Calculate optimal number of nodes

Hi,

I'm new to elasticsearch and try to understand the basics. I try to
calculate the correct number of nodes for a specific index size. Let's
start with an example:

The index size is 100 GB, number of replicas=2, number of shards does
not matter (I guess), so for optimal performance, there should be
100GB + 2x100GB = 300GB in memory.

If my servers have 32GB of ram, I would need 10 of those = rougly 30GB
for elasticsearch and 2GB for the operating system. Is this correct?

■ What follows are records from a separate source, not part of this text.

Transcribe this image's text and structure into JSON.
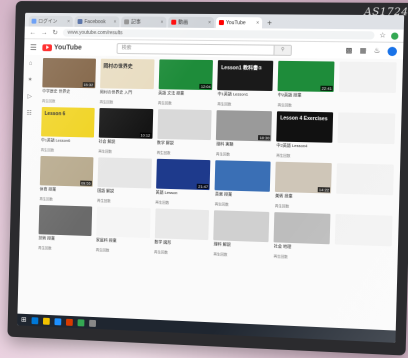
{
  "monitor": {
    "brand": "AS1724"
  },
  "browser": {
    "tabs": [
      {
        "label": "ログイン",
        "color": "#4285f4"
      },
      {
        "label": "Facebook",
        "color": "#3b5998"
      },
      {
        "label": "記事",
        "color": "#888888"
      },
      {
        "label": "動画",
        "color": "#ff0000"
      },
      {
        "label": "YouTube",
        "color": "#ff0000",
        "active": true
      }
    ],
    "url": "www.youtube.com/results"
  },
  "youtube": {
    "logo_text": "YouTube",
    "search_placeholder": "検索"
  },
  "videos": [
    {
      "thumb_color": "#7a5a3a",
      "label": "",
      "duration": "15:32",
      "title": "中学歴史 世界史",
      "meta": "再生回数"
    },
    {
      "thumb_color": "#e8dcc0",
      "label": "岡村の世界史",
      "duration": "",
      "title": "岡村の世界史 入門",
      "meta": "再生回数"
    },
    {
      "thumb_color": "#1e8c3a",
      "label": "",
      "duration": "12:04",
      "title": "英語 文法 授業",
      "meta": "再生回数"
    },
    {
      "thumb_color": "#1a1a1a",
      "label": "Lesson1 教科書①",
      "duration": "",
      "title": "中1英語 Lesson1",
      "meta": "再生回数"
    },
    {
      "thumb_color": "#1e8c3a",
      "label": "",
      "duration": "22:41",
      "title": "中2英語 授業",
      "meta": "再生回数"
    },
    {
      "thumb_color": "#f2f2f2",
      "label": "",
      "duration": "",
      "title": "",
      "meta": ""
    },
    {
      "thumb_color": "#f0d21a",
      "label": "Lesson 6",
      "duration": "",
      "title": "中1英語 Lesson6",
      "meta": "再生回数"
    },
    {
      "thumb_color": "#151515",
      "label": "",
      "duration": "10:12",
      "title": "社会 解説",
      "meta": "再生回数"
    },
    {
      "thumb_color": "#d9d9d9",
      "label": "",
      "duration": "",
      "title": "数学 解説",
      "meta": "再生回数"
    },
    {
      "thumb_color": "#9a9a9a",
      "label": "",
      "duration": "18:30",
      "title": "理科 実験",
      "meta": "再生回数"
    },
    {
      "thumb_color": "#111111",
      "label": "Lesson 4 Exercises",
      "duration": "",
      "title": "中2英語 Lesson4",
      "meta": "再生回数"
    },
    {
      "thumb_color": "#f2f2f2",
      "label": "",
      "duration": "",
      "title": "",
      "meta": ""
    },
    {
      "thumb_color": "#b7a98c",
      "label": "",
      "duration": "09:55",
      "title": "体育 授業",
      "meta": "再生回数"
    },
    {
      "thumb_color": "#e6e6e6",
      "label": "",
      "duration": "",
      "title": "国語 解説",
      "meta": "再生回数"
    },
    {
      "thumb_color": "#1e3a8c",
      "label": "",
      "duration": "21:47",
      "title": "英語 Lesson",
      "meta": "再生回数"
    },
    {
      "thumb_color": "#3a6fb5",
      "label": "",
      "duration": "",
      "title": "音楽 授業",
      "meta": "再生回数"
    },
    {
      "thumb_color": "#cfc6b8",
      "label": "",
      "duration": "14:22",
      "title": "美術 授業",
      "meta": "再生回数"
    },
    {
      "thumb_color": "#f2f2f2",
      "label": "",
      "duration": "",
      "title": "",
      "meta": ""
    },
    {
      "thumb_color": "#6a6a6a",
      "label": "",
      "duration": "",
      "title": "技術 授業",
      "meta": "再生回数"
    },
    {
      "thumb_color": "#f5f5f5",
      "label": "",
      "duration": "",
      "title": "家庭科 授業",
      "meta": "再生回数"
    },
    {
      "thumb_color": "#e9e9e9",
      "label": "",
      "duration": "",
      "title": "数学 図形",
      "meta": "再生回数"
    },
    {
      "thumb_color": "#d0d0d0",
      "label": "",
      "duration": "",
      "title": "理科 解説",
      "meta": "再生回数"
    },
    {
      "thumb_color": "#bdbdbd",
      "label": "",
      "duration": "",
      "title": "社会 地理",
      "meta": "再生回数"
    },
    {
      "thumb_color": "#f2f2f2",
      "label": "",
      "duration": "",
      "title": "",
      "meta": ""
    }
  ],
  "taskbar_icons": [
    "#0078d7",
    "#f2c200",
    "#1e90ff",
    "#d83b01",
    "#34a853",
    "#888888"
  ]
}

Half a year later, the index grows to 200GB, my options are either
a) to add another 10 servers with 32GB of ram or
b) replace the old 32GB-ram servers with 10 new 64GB ram servers.

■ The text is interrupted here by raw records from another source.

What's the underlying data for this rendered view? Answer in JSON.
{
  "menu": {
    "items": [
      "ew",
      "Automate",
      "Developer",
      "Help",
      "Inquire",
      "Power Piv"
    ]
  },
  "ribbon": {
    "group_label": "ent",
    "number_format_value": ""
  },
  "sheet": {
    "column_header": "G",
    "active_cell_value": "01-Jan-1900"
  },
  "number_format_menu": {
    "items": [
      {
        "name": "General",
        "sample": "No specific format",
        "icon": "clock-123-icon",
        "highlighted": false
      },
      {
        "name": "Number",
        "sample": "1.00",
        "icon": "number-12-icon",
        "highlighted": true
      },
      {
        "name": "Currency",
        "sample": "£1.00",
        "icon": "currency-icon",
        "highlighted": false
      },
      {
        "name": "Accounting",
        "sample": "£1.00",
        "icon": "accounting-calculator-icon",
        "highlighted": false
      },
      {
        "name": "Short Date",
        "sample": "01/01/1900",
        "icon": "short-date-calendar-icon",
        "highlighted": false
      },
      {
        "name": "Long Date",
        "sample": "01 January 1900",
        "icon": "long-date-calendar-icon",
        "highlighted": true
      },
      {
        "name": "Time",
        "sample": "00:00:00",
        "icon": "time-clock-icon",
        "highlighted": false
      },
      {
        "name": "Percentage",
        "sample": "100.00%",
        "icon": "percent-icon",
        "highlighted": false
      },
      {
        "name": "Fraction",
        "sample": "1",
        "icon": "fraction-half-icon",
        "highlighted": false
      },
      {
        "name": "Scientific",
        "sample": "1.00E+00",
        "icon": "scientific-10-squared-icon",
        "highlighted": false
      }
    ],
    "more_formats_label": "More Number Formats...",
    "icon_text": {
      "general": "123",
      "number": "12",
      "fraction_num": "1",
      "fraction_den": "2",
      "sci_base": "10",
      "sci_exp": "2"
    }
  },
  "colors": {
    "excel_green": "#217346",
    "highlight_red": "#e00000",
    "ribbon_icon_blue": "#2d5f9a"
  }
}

From what I've read so far I can't mix servers with different speeds
and different memory sizes, the slowest one is always the bottleneck.

Thanks,

Jean

The full index is not stored in memory, so you don't need to have memory based on the size of the index. The memory usage is mainly driven by the interval terms loaded to memory (sort of a skip list to make searches faster, defaults to every 128 term), and if you do sorting / faceting on fields (that part you can tell using the node stats API).

On Tuesday, February 7, 2012 at 12:21 PM, jeangld@yahoo.com wrote:

Hi,

I'm new to elasticsearch and try to understand the basics. I try to
calculate the correct number of nodes for a specific index size. Let's
start with an example:

The index size is 100 GB, number of replicas=2, number of shards does
not matter (I guess), so for optimal performance, there should be
100GB + 2x100GB = 300GB in memory.

If my servers have 32GB of ram, I would need 10 of those = rougly 30GB
for elasticsearch and 2GB for the operating system. Is this correct?

Half a year later, the index grows to 200GB, my options are either
a) to add another 10 servers with 32GB of ram or
b) replace the old 32GB-ram servers with 10 new 64GB ram servers.

From what I've read so far I can't mix servers with different speeds
and different memory sizes, the slowest one is always the bottleneck.

Thanks,

Jean

Thanks for the fast reply, which number should I look at from the node
stats? I always thought it is best to have the full index (without the
data file *.fdt) in memory.